For one retail client, we found an average of 78% of DSA conversions were the result of low funnel, long tail queries.

DSA is a more cost and time effective way to manage keywords with typical retail SKU type attributes like color, voltage, size, weight, fabric etc. DSA, when implemented correctly (corresponding negatives, bid protections, etc.), is very good at capturing these low funnel queries. This has major implications for Google AdWords accounts requiring this level of coverage.

Consider a modified broad match keyword set consisting of keywords like +Red +Widget. Ensuring coverage of all long tail, lower funnel queries like “[widget maker] 123456 v4.201 2.2Hz prices” would require both bid boosting to limit rank loss and budget expansion to accommodate additional clicks. This approach can be costly, considering such a large reduction in rank loss impressions is often not profitable from an ROAS perspective.

One situation we came across for a similar type of keyword set would have required an estimated $30,000 in incremental budget to fully fund all query coverage. Instead of taking this approach, we chose to be more tactical. We built and optimized a keyword set to capture impression share on upper-to-mid funnel queries, layering in DSA to capture the lower funnel queries.

The result was a 95% discount in cost compared with the 100% impression share strategy, and the successful capture and conversion of low demand and unique queries.

Following the previous example, it’s clear how capturing low demand and/or long tail search queries by pursuing 100% impression share on a number of keywords across match types can lead to inflated a cost-per-acquisition (CPA). Because DSA uses Google’s organic technology and serves on a basis of relevance and bid, we’ve observed very precise targeting of lower funnel queries while avoiding the low search volume and inflated CPA problem.

In our example, capturing lower funnel queries using DSA led to an 80% lower CPA when compared with the estimated CPA at 100% impression share.

Another well documented benefit of DSA is the access it provides to valuable search query data. Traditional search query data is limited to your current keyword coverage. Since DSA serves based on your website’s page content, it can provide a proxy view into organic search terms.

The analysis of DSA query data is very important in order to keep a DSA program efficient, lean, and targeted at low volume terms as well as to improve user experience. By analyzing and parsing DSA search queries, high-volume core terms and modifiers can be identified as candidates to purchase outright in a keyword buy.

It has been our experience in this example that managing upper funnel queries with DSA can lead to degraded user experience. When there is an extensive product offering and a tremendous number of landing pages, DSA often fails to provide the optimal experience for upper funnel queries.

Going back to our red widgets, think of DSA’s ability to target the query “great red widgets.” Although we do have the ability to control portions of the ad copy by segmenting parts of the site into ad groups, our control over the messaging is still limited. Though we might like to test an ad highlighting our breadth of widgets and a strong call to action, there will inevitably be instances of generic ads served for widget-specific queries.
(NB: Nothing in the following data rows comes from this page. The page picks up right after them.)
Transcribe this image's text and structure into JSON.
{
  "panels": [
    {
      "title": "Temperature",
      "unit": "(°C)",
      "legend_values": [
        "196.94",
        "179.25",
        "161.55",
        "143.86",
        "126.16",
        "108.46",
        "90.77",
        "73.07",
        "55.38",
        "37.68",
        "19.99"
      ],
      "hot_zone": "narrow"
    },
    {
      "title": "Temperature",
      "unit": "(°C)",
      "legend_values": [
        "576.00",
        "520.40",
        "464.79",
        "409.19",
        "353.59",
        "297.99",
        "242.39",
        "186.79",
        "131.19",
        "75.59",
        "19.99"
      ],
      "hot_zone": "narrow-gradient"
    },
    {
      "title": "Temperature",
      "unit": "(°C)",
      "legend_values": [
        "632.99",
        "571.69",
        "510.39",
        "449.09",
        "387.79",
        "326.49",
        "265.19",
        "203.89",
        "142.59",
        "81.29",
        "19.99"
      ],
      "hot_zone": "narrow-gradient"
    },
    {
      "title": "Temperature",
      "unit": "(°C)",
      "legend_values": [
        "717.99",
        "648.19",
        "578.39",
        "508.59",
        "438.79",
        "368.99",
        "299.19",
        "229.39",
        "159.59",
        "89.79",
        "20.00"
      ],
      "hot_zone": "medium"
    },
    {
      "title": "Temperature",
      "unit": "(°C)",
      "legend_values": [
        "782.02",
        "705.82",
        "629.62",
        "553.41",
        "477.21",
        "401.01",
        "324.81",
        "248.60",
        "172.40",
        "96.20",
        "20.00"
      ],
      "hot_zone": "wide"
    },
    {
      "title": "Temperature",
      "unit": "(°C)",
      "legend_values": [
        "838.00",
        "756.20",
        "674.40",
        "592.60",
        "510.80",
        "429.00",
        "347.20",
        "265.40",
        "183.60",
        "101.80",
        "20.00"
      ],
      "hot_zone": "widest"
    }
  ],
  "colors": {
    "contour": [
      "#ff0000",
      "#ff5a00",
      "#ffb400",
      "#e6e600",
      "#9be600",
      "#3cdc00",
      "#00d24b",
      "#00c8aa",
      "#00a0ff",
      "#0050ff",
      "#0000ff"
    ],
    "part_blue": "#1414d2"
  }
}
In terms of landing page experiences, we have very little, if any, control. While we might like to test sending these customers to a higher level page that describes our red widget offerings, DSA might send customers straight to one specific red widget. Because of the lack of control over user experience in this example, we prefer to segment these queries into a traditional search campaign structure where A/B testing can determine the best user experience.

In summary:

  1. DSA is great for AdWords accounts covering an immense number of products, which, if targeted through keywords, would have low search volume.
  2. In some situations, DSA can help lower the CPA for low volume queries compared with conventional methods focused on capturing a high percent of market impressions.
  3. DSA search query data analysis can provide a wealth of insights into evolving user search habits and behavior.